Red Sea then amended its pleading and claimed that the proper law governing the relations between Red Sea and PCG was the law of Saudi Arabia, and that under Saudi Arabian law, Red Sea had a direct right of action against PCG.

Those claims failed at first instance and in the Court of Appeal because:
- under Hong Kong law the right of action could only arise by way of subrogation once the claim had been paid under the policy of insurance;
- in order succeed in their amended counterclaim Red Sea needed to establish that they had a right of action under both Saudi Arabian law and Hong Kong law to satisfy the double actionability test;
- even though they had a good arguable case that there was a cause of action in tort under Saudi law, because they claim failed under Hong Kong law, it failed the dual actionability test, and therefore the claim was struck out.
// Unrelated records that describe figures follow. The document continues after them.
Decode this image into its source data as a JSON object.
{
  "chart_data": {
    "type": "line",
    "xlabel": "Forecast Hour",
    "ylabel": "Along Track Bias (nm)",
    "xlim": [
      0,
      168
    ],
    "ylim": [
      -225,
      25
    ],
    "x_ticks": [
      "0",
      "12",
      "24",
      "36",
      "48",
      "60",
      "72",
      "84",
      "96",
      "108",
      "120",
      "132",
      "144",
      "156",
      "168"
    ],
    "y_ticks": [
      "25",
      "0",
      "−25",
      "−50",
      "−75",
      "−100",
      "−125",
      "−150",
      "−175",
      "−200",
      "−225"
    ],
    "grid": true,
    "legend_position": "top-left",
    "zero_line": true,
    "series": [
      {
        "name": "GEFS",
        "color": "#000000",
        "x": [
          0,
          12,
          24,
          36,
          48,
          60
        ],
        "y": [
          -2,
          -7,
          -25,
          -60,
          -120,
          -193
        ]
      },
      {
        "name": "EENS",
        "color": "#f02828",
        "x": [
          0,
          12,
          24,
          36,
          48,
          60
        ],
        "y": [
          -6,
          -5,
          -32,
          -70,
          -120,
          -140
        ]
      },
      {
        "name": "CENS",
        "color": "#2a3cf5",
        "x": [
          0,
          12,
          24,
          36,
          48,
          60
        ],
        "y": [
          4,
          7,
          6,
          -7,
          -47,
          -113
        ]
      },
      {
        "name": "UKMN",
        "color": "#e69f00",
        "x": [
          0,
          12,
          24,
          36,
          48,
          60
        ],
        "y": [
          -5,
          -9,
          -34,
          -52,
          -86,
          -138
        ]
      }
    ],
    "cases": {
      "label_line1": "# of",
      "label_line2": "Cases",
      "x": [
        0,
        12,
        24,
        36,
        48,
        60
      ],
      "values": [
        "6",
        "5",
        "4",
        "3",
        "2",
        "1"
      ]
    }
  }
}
Red Sea appealed to the Privy Council.

==Decision==

Lord Slynn of Hadley gave the decision of the board.

After reviewing the relevant authorities Lord Slynn held that the "flexible exception" to the double actionability requirement which had been created by the House of Lords in Boys v Chaplin [1971] AC 356 could apply in favour of not only the forum (the lex fori) but also in favour of the law of the place where the tort occurred (the lex loci delicti commissi). In this case the facts were overwhelmingly connected with Saudi Arabia, and so Saudi Arabian law only should be applied to the relevant issue.

Lord Slynn further held that although Boys v Chaplin was predicated on a single issue (heads of loss) being subject to the flexible exception, it was possible that an entire claim could be subject to the exception. He stated: "The present appeal is not based on an isolated issue (as was the case in Boys v Chaplin). The contention put forward is that the whole case be decided according to the lex loci delictii. Although the cases may be rare where the exception should be applied the whole case, their Lordships do not consider that to apply the exception to the whole case is in principle necessarily excluded. In their Lordship's view the exception is not limited to specific isolated issues but may apply to the whole claim".

==Authority==

In England the decision was followed by the Court of Appeal in Pearce v Ove Arup Partnership Ltd [2000] Ch 403, it has now largely been superseded by the Private International Law (Miscellaneous Provisions) Act 1995. However, it remains good law in other common law jurisdictions, and in England for claims relating to defamation.

In Canada, the double actionability rule itself was reversed by the Supreme Court of Canada in Tolofson v Jensen [1994] 3 SCR 1022, although the Supreme Court retained the concept of a flexible exception.

Similarly, in Australia the double actionability rule was abrogated by the High Court of Australia in John Pfieffer Pty Ltd v Rogerson (2000) 203 CLR 503. But similarly, a broad public policy style flexible exception similar to that in Red Sea Insurance v Bouygues SA was retained.